Bu sorunun yanıtını bulabilmek için ilk önce samuray nedir sorusuna yanıt vermek gerekiyor. Samuray, eski Japonya’da soylu asker sınıfına mensup savaşçılara verilen isim. Samuraylar, son derece yetenekli ve ölümcül askerler olarak ortaya çıkmıştı. Çoğunlukla varlıklı toprak sahiplerinin hizmetinde bulunuyorlardı. Öte yandan yüksek bir prestije ve çok sayıda ayrıcalığa sahip bir sınıftı.

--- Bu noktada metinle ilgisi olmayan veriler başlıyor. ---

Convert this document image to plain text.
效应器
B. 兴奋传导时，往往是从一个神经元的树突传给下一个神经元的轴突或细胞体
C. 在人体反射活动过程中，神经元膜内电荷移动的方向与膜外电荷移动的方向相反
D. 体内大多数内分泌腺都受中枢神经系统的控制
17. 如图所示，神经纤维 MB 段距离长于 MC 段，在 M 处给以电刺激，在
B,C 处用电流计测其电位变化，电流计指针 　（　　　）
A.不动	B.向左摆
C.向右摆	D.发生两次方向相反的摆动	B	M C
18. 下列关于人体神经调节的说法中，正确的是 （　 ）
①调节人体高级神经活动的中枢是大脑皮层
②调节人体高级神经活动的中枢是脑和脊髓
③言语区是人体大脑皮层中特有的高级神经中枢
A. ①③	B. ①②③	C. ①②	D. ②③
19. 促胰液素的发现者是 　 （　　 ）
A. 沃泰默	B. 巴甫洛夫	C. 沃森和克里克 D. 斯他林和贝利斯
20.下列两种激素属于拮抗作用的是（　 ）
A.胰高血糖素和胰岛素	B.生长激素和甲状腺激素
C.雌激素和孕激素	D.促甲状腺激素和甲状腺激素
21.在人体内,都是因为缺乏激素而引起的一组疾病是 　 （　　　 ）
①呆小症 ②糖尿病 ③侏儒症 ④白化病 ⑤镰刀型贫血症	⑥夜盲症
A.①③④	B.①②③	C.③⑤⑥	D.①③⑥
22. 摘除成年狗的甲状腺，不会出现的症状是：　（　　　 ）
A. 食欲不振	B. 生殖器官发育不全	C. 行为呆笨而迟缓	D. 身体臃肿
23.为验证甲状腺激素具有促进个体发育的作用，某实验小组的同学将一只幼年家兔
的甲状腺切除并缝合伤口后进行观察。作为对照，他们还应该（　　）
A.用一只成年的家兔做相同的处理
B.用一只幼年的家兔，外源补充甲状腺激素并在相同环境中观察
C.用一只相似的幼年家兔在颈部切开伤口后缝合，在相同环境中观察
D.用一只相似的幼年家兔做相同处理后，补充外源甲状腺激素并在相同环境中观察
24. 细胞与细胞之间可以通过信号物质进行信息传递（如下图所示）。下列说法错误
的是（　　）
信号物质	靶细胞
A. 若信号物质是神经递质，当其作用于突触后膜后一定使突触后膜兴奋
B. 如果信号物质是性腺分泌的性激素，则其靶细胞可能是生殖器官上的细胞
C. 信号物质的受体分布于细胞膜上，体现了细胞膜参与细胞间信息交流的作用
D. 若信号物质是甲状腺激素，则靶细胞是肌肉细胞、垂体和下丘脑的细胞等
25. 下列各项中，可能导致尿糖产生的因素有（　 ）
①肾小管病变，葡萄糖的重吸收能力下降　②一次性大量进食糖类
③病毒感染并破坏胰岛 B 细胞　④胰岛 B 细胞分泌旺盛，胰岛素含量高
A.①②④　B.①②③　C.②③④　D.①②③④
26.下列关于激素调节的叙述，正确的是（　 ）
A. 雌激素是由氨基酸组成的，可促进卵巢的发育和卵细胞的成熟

Ninjalar ise bu prestijli samuray sınıfının dışlanmış üyeleriydi
Bir şekilde hizmetinde oldukları efendileri tarafından kovulan savaşçılar, yaşamlarına ninja olarak devam ediyordu. Bununla birlikte samurayların aksine toplumun hemen her kesiminden yetenekli kişiler ninja olabiliyordu.
Üstelik ninjalar, samuraylara kıyasla savaş sırasında çok daha işlevsel bir sınıftı. Çünkü samurayların aksine etik değerleri çok daha esnekti
Ninjalardan bahseden en eski resmi belgeler 14. yüzyıla tarihleniyor
Ne var ki ninja, isim olarak çok daha sonraki bir tarihte, 19. yüzyılda ortaya çıkıyor. Erken dönem belgelerde bizim bildiğimiz anlamıyla ninjalar, “şinobi” olarak isimlendiriliyordu. Şinobinin kelime anlamı ise “savaş zamanlarında gizlice bir kaleye giren veya istihbarat elde etmek için düşman saflarına sızan casus.” Yani ninjaların, eski Japonya’daki kalifiye casuslar olduğunu söylemek yanlış olmaz.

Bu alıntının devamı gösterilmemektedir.